3.- Mirando a nuestra madre, tan llena de títulos, tan bendecida y querida por Dios, tan inocente, tan pura, tan alejada de todo ese barro con el que todos volvemos manchados a la Casa Materna, todos nos sentimos mejores, o queremos serlo, o lo aparentamos, que habrá de todo entre tanto hijo.

Nuestro corazón se llena de pureza, de grandes ideales, de aroma de flores. Nos encanta la Virgen Niña, con sus ojos en el cielo y sus manos juntas en oración. Y esa actitud vertical hacia Dios nos ha ayudado no poco a alzarnos sobre el barro y sobre nosotros mismos.
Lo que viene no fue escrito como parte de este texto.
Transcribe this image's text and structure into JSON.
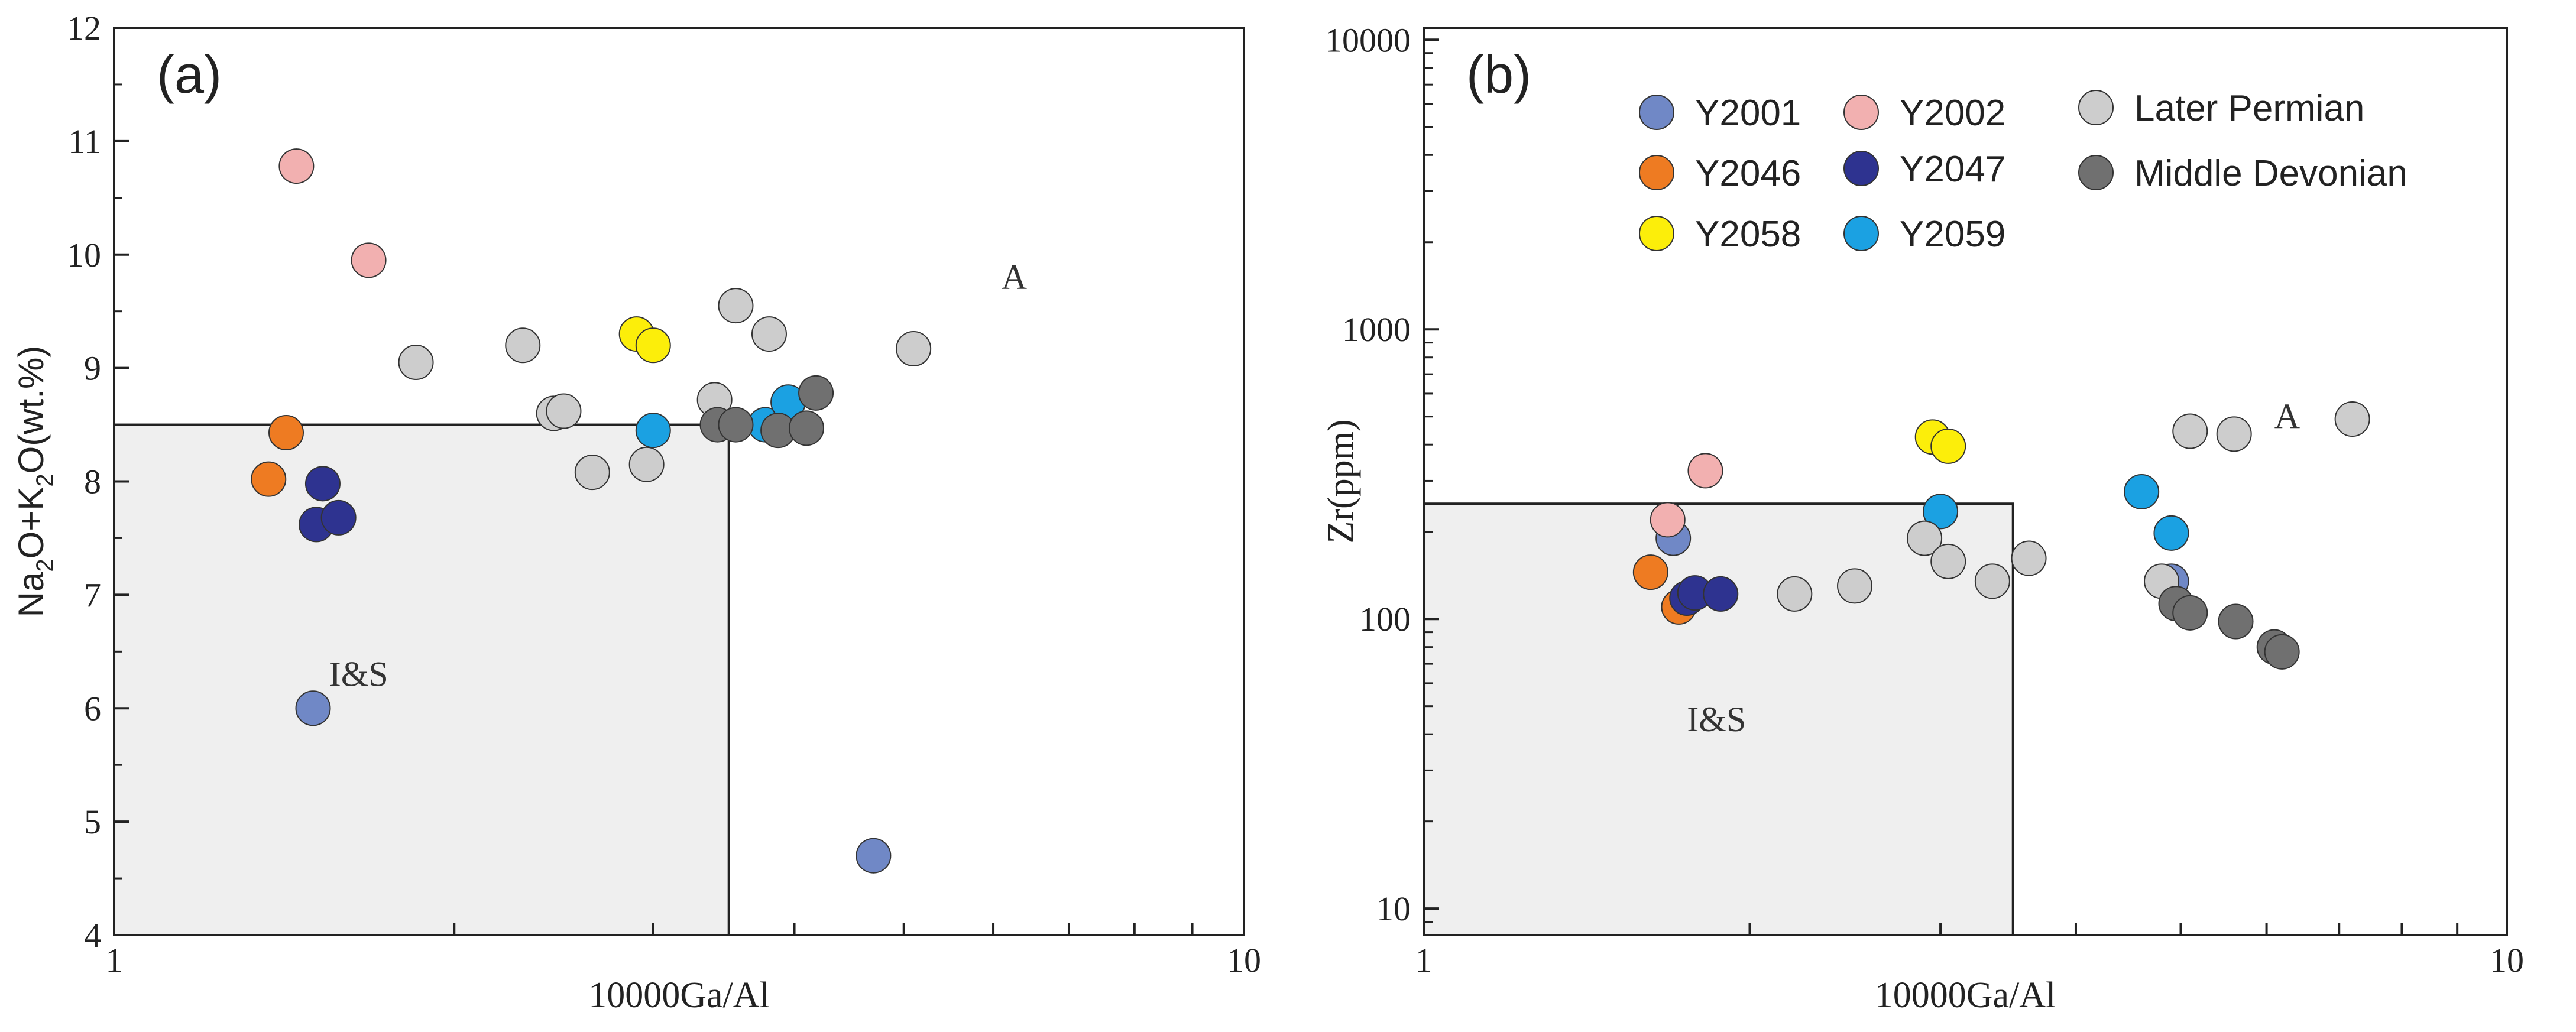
{
  "chart_data": [
    {
      "type": "scatter",
      "panel_label": "(a)",
      "xlabel": "10000Ga/Al",
      "ylabel_parts": [
        "Na",
        "2",
        "O+K",
        "2",
        "O(wt.%)"
      ],
      "x_scale": "log",
      "xlim": [
        1,
        10
      ],
      "x_tick_labels": [
        "1",
        "10"
      ],
      "ylim": [
        4,
        12
      ],
      "y_ticks": [
        "4",
        "5",
        "6",
        "7",
        "8",
        "9",
        "10",
        "11",
        "12"
      ],
      "region": {
        "x_max": 3.5,
        "y_max": 8.5,
        "label": "I&S",
        "label_at": [
          1.55,
          6.3
        ]
      },
      "region_label_outside": {
        "label": "A",
        "at": [
          6.1,
          9.8
        ]
      },
      "series": [
        {
          "name": "Y2001",
          "color": "#7088C6",
          "points": [
            [
              1.5,
              6.0
            ],
            [
              4.7,
              4.7
            ]
          ]
        },
        {
          "name": "Y2002",
          "color": "#F2B0B0",
          "points": [
            [
              1.45,
              10.78
            ],
            [
              1.68,
              9.95
            ]
          ]
        },
        {
          "name": "Y2046",
          "color": "#EE7B22",
          "points": [
            [
              1.42,
              8.43
            ],
            [
              1.37,
              8.02
            ]
          ]
        },
        {
          "name": "Y2047",
          "color": "#2E3390",
          "points": [
            [
              1.53,
              7.98
            ],
            [
              1.51,
              7.62
            ],
            [
              1.58,
              7.68
            ]
          ]
        },
        {
          "name": "Y2058",
          "color": "#FCEE0A",
          "points": [
            [
              2.9,
              9.3
            ],
            [
              3.0,
              9.2
            ]
          ]
        },
        {
          "name": "Y2059",
          "color": "#1BA1E2",
          "points": [
            [
              3.0,
              8.45
            ],
            [
              3.77,
              8.5
            ],
            [
              3.95,
              8.7
            ]
          ]
        },
        {
          "name": "Later Permian",
          "color": "#CDCDCD",
          "points": [
            [
              1.85,
              9.05
            ],
            [
              2.3,
              9.2
            ],
            [
              2.45,
              8.6
            ],
            [
              2.5,
              8.62
            ],
            [
              2.65,
              8.08
            ],
            [
              3.4,
              8.72
            ],
            [
              3.55,
              9.55
            ],
            [
              3.8,
              9.3
            ],
            [
              5.1,
              9.17
            ],
            [
              2.96,
              8.15
            ]
          ]
        },
        {
          "name": "Middle Devonian",
          "color": "#707070",
          "points": [
            [
              3.42,
              8.5
            ],
            [
              3.55,
              8.5
            ],
            [
              3.87,
              8.45
            ],
            [
              4.1,
              8.47
            ],
            [
              4.18,
              8.78
            ]
          ]
        }
      ]
    },
    {
      "type": "scatter",
      "panel_label": "(b)",
      "xlabel": "10000Ga/Al",
      "ylabel": "Zr(ppm)",
      "x_scale": "log",
      "y_scale": "log",
      "xlim": [
        1,
        10
      ],
      "x_tick_labels": [
        "1",
        "10"
      ],
      "ylim": [
        8.1,
        11000
      ],
      "y_ticks": [
        "10",
        "100",
        "1000",
        "10000"
      ],
      "region": {
        "x_max": 3.5,
        "y_max": 250,
        "label": "I&S",
        "label_at": [
          1.75,
          45
        ]
      },
      "region_label_outside": {
        "label": "A",
        "at": [
          6.1,
          500
        ]
      },
      "legend_position": "top",
      "series": [
        {
          "name": "Y2001",
          "color": "#7088C6",
          "points": [
            [
              1.7,
              190
            ],
            [
              4.9,
              135
            ]
          ]
        },
        {
          "name": "Y2002",
          "color": "#F2B0B0",
          "points": [
            [
              1.68,
              220
            ],
            [
              1.82,
              325
            ]
          ]
        },
        {
          "name": "Y2046",
          "color": "#EE7B22",
          "points": [
            [
              1.62,
              145
            ],
            [
              1.72,
              110
            ]
          ]
        },
        {
          "name": "Y2047",
          "color": "#2E3390",
          "points": [
            [
              1.75,
              118
            ],
            [
              1.78,
              123
            ],
            [
              1.88,
              122
            ]
          ]
        },
        {
          "name": "Y2058",
          "color": "#FCEE0A",
          "points": [
            [
              2.95,
              425
            ],
            [
              3.05,
              395
            ]
          ]
        },
        {
          "name": "Y2059",
          "color": "#1BA1E2",
          "points": [
            [
              3.0,
              235
            ],
            [
              4.6,
              275
            ],
            [
              4.9,
              198
            ]
          ]
        },
        {
          "name": "Later Permian",
          "color": "#CDCDCD",
          "points": [
            [
              2.2,
              122
            ],
            [
              2.5,
              130
            ],
            [
              2.9,
              190
            ],
            [
              3.05,
              158
            ],
            [
              3.35,
              135
            ],
            [
              3.62,
              162
            ],
            [
              4.8,
              135
            ],
            [
              5.1,
              445
            ],
            [
              5.6,
              435
            ],
            [
              7.2,
              490
            ]
          ]
        },
        {
          "name": "Middle Devonian",
          "color": "#707070",
          "points": [
            [
              4.95,
              113
            ],
            [
              5.1,
              105
            ],
            [
              5.62,
              98
            ],
            [
              6.1,
              80
            ],
            [
              6.2,
              77
            ]
          ]
        }
      ]
    }
  ]
}
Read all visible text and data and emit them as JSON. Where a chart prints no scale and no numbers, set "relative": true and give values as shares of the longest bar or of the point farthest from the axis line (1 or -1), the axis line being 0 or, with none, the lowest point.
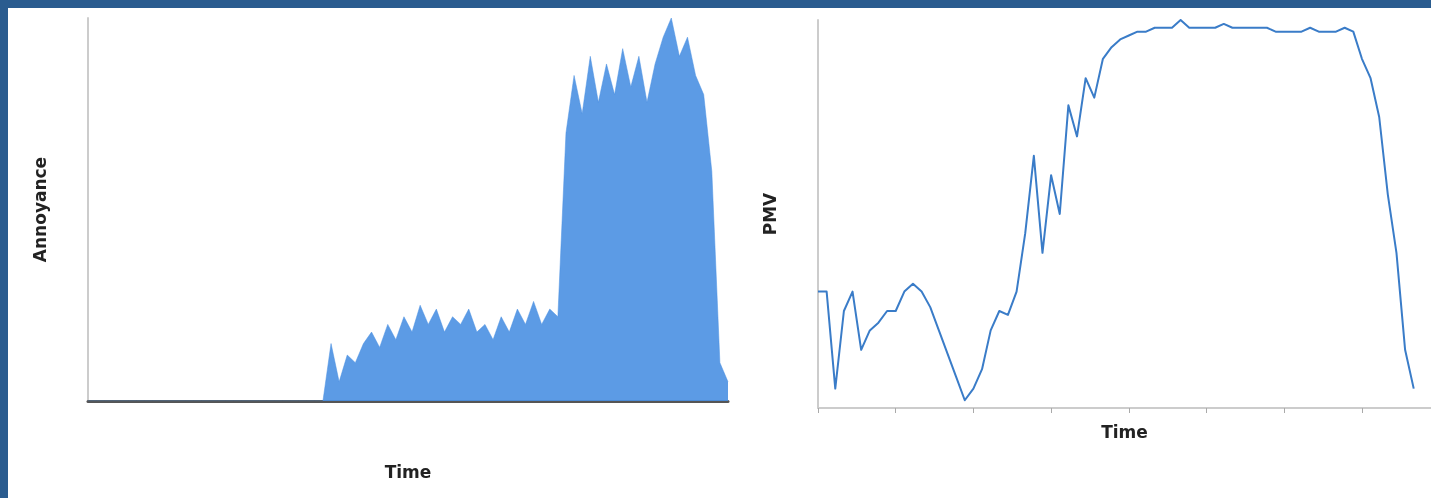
{
  "chart_data": [
    {
      "type": "area",
      "relative": true,
      "xlabel": "Time",
      "ylabel": "Annoyance",
      "color": "#4a90e2",
      "grid": false,
      "categories": [
        null,
        null,
        null,
        null,
        null,
        null,
        null,
        null,
        null,
        null,
        null,
        null,
        null,
        null,
        null,
        null,
        null,
        null,
        null,
        null,
        null,
        null,
        null,
        null,
        null,
        null,
        null,
        null,
        null,
        null,
        null,
        null,
        null,
        null,
        null,
        null,
        null,
        null,
        null,
        null,
        null,
        null,
        null,
        null,
        null,
        null,
        null,
        null,
        null,
        null,
        null,
        null,
        null,
        null,
        null,
        null,
        null,
        null,
        null,
        null,
        null,
        null,
        null,
        null,
        null,
        null,
        null,
        null,
        null,
        null,
        null,
        null,
        null,
        null,
        null,
        null,
        null,
        null,
        null,
        null
      ],
      "values": [
        0,
        0,
        0,
        0,
        0,
        0,
        0,
        0,
        0,
        0,
        0,
        0,
        0,
        0,
        0,
        0,
        0,
        0,
        0,
        0,
        0,
        0,
        0,
        0,
        0,
        0,
        0,
        0,
        0,
        0,
        0.15,
        0.05,
        0.12,
        0.1,
        0.15,
        0.18,
        0.14,
        0.2,
        0.16,
        0.22,
        0.18,
        0.25,
        0.2,
        0.24,
        0.18,
        0.22,
        0.2,
        0.24,
        0.18,
        0.2,
        0.16,
        0.22,
        0.18,
        0.24,
        0.2,
        0.26,
        0.2,
        0.24,
        0.22,
        0.7,
        0.85,
        0.75,
        0.9,
        0.78,
        0.88,
        0.8,
        0.92,
        0.82,
        0.9,
        0.78,
        0.88,
        0.95,
        1,
        0.9,
        0.95,
        0.85,
        0.8,
        0.6,
        0.1,
        0.05
      ]
    },
    {
      "type": "line",
      "relative": true,
      "xlabel": "Time",
      "ylabel": "PMV",
      "color": "#3a7cc8",
      "grid": false,
      "categories": [
        null,
        null,
        null,
        null,
        null,
        null,
        null,
        null,
        null,
        null,
        null,
        null,
        null,
        null,
        null,
        null,
        null,
        null,
        null,
        null,
        null,
        null,
        null,
        null,
        null,
        null,
        null,
        null,
        null,
        null,
        null,
        null,
        null,
        null,
        null,
        null,
        null,
        null,
        null,
        null,
        null,
        null,
        null,
        null,
        null,
        null,
        null,
        null,
        null,
        null,
        null,
        null,
        null,
        null,
        null,
        null,
        null,
        null,
        null,
        null,
        null,
        null,
        null,
        null,
        null,
        null,
        null,
        null,
        null,
        null,
        null,
        null
      ],
      "values": [
        0.3,
        0.3,
        0.05,
        0.25,
        0.3,
        0.15,
        0.2,
        0.22,
        0.25,
        0.25,
        0.3,
        0.32,
        0.3,
        0.26,
        0.2,
        0.14,
        0.08,
        0.02,
        0.05,
        0.1,
        0.2,
        0.25,
        0.24,
        0.3,
        0.45,
        0.65,
        0.4,
        0.6,
        0.5,
        0.78,
        0.7,
        0.85,
        0.8,
        0.9,
        0.93,
        0.95,
        0.96,
        0.97,
        0.97,
        0.98,
        0.98,
        0.98,
        1,
        0.98,
        0.98,
        0.98,
        0.98,
        0.99,
        0.98,
        0.98,
        0.98,
        0.98,
        0.98,
        0.97,
        0.97,
        0.97,
        0.97,
        0.98,
        0.97,
        0.97,
        0.97,
        0.98,
        0.97,
        0.9,
        0.85,
        0.75,
        0.55,
        0.4,
        0.15,
        0.05,
        null,
        null
      ]
    }
  ]
}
4.- Pero yo dudo, y lo dudo en absoluto de mí mismo, de si al pensar en esos títulos de gloria y grandeza de nuestra Madre, no nos hemos olvidado del único que ella se enorgullece y que, digámoslo así, festejemos especialmente en este Día de la Anunciación: “Esclava del Señor”

Y además si nos hemos olvidado de pedirle a nuestra Madre que despegue sus manos juntas y nos las enseñe de cerca…

--ciertamente manos cálidas que acariciaron al Niño Dios dormido en su regazo.

--manos fuertes de apretar al Niño contra su pecho en la huida de sus enemigos

--manos seguras que impidieron las caídas del Niño en sus primeros pasos vacilantes.

--Pero… manos callosas, endurecidas por el voltear de la piedra que muele el trigo, o por el partir de la leña de fuego

--manos ásperas y cortadas del agua fría del río y de la fuente

--manos manchadas de grasa y hollín

--manos temblorosas cerrando los ojos del esposo querido

--manos que desearon ser de pluma y algodón para recibir el cuerpo llagado del Hijo bajado de la cruz.

Que nuestra Madre nos enseñe sus manos inmaculadas, incorruptas y divinizadas al contacto de Dios, pero callosas, fuertes y estropeadas del servir a los demás.

Que aprendamos a juntar a juntar las manos en oración y a abrirlas al servicio de nuestros hermanos, hijos de nuestra Madre.